How to Stay Healthy at Work

Sick days are no vacation. Because the flu virus spreads from person to person, it is possible to catch the virus at work. However, there are things you can do to protect yourself at the office. Additionally, if you think you might be sick, there are things you can do to prevent coworkers from getting sick, too.

Illnesses such as the flu and colds are caused by viruses that infect the nose, throat, and lungs. They’re usually spread from person to person when an infected person coughs or sneezes.

They also can spread when a person touches cold or flu viruses deposited from another person on a desktop, doorknob, desk, telephone receiver, or handrail. Some viruses and bacteria can live for two hours or more on hard surfaces. If the person then touches his or her eyes, mouth, or nose before washing his or her hands, the viruses or bacteria gain entry to the body and infection can occur.

Flu prevention

The most important preventive measure against the flu is to get a flu vaccination every year. The flu vaccine is offered as a shot for people ages 6 months and older, or as a nasal spray for healthy people 2 to 49 years of age who aren't pregnant. Yearly flu vaccination should begin in September or as soon as the vaccine is available, and it should continue throughout the influenza season, into December, January, and beyond. The timing of flu season is unpredictable and can vary from season to season, but generally runs from October to May. It takes about two weeks after the vaccination for your body to form antibodies to protect you.

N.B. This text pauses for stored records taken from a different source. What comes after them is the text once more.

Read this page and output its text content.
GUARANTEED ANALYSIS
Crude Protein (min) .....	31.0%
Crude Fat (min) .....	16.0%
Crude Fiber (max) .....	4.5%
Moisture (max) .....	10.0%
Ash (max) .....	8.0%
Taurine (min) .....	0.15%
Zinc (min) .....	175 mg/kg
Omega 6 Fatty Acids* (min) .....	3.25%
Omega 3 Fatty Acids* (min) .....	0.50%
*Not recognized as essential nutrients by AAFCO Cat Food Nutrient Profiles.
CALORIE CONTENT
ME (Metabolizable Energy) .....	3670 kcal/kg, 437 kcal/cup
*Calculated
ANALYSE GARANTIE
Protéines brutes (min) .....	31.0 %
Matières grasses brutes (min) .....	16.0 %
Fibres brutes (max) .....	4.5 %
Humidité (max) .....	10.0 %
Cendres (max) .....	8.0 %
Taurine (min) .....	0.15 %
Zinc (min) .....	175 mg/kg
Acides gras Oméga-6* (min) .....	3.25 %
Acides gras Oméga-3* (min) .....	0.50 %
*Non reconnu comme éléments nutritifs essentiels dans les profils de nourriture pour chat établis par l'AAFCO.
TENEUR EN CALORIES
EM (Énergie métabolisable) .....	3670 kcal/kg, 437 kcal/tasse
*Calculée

These people should not be vaccinated without getting clearance from their health care provider, the CDC says:

  • Those with severe allergy to chicken eggs.

  • Those who have had a severe reaction to the flu vaccine in the past.

  • Those who developed Guillain-Barré syndrome within six weeks of a previous flu vaccination.

  • Those with a moderate to severe illness that includes a fever. These people should wait until they have recovered from their illness.

Protect yourself

  • Wash your hands frequently with soap and warm water for 20 seconds. Keep an alcohol-based hand sanitizer on your desk or with you at all times. After coughing, sneezing, or blowing your nose, wash your hands or rub sanitizer into them until they are dry. Clean your hands after using public transportation or conference room equipment.

  • When soap and water aren’t available, use alcohol-based disposable hand wipes or gel sanitizers. For optimum effectiveness, check that the product is at least 60% alcohol. If using a gel, rub it into your hands until they’re dry.

  • Do not touch your eyes, nose, or mouth with your hands.

  • Keep your work surface clean. Use a household disinfectant to wipe down your desk, keyboard, mouse, telephone, and other objects you frequently touch. Follow the directions on the label.

  • If possible, do not use coworkers’ offices, desks, or supplies. If you need to use them, however, wipe them down with disinfectant first.

  • Get the flu vaccine as soon as it is available in your area.

  • When soap and water aren’t available, use alcohol-based disposable hand wipes or gel sanitizers. For optimum effectiveness, check that the product is at least 60% alcohol. If using a gel, rub it into your hands until they’re dry.

Protect others

  • Keep tissues on your desk and cough or sneeze into a tissue.

  • Stay at home if you feel sick with flu-like symptoms, such as a fever or chills and a cough or sore throat. Other symptoms include runny nose, headache, fatigue, diarrhea, and vomiting. Contact your doctor to find out whether you should be tested or treated for the flu.

  • Stay at home until at least 24 hours after you no longer have a temperature of 100°F (37.7°C) or higher without the use of fever-reducing medicine. Some symptoms may remain.

  • If you have a family member who has the flu but you feel well, it is safe to go to work. Monitor your health daily and stay home if you start to feel sick.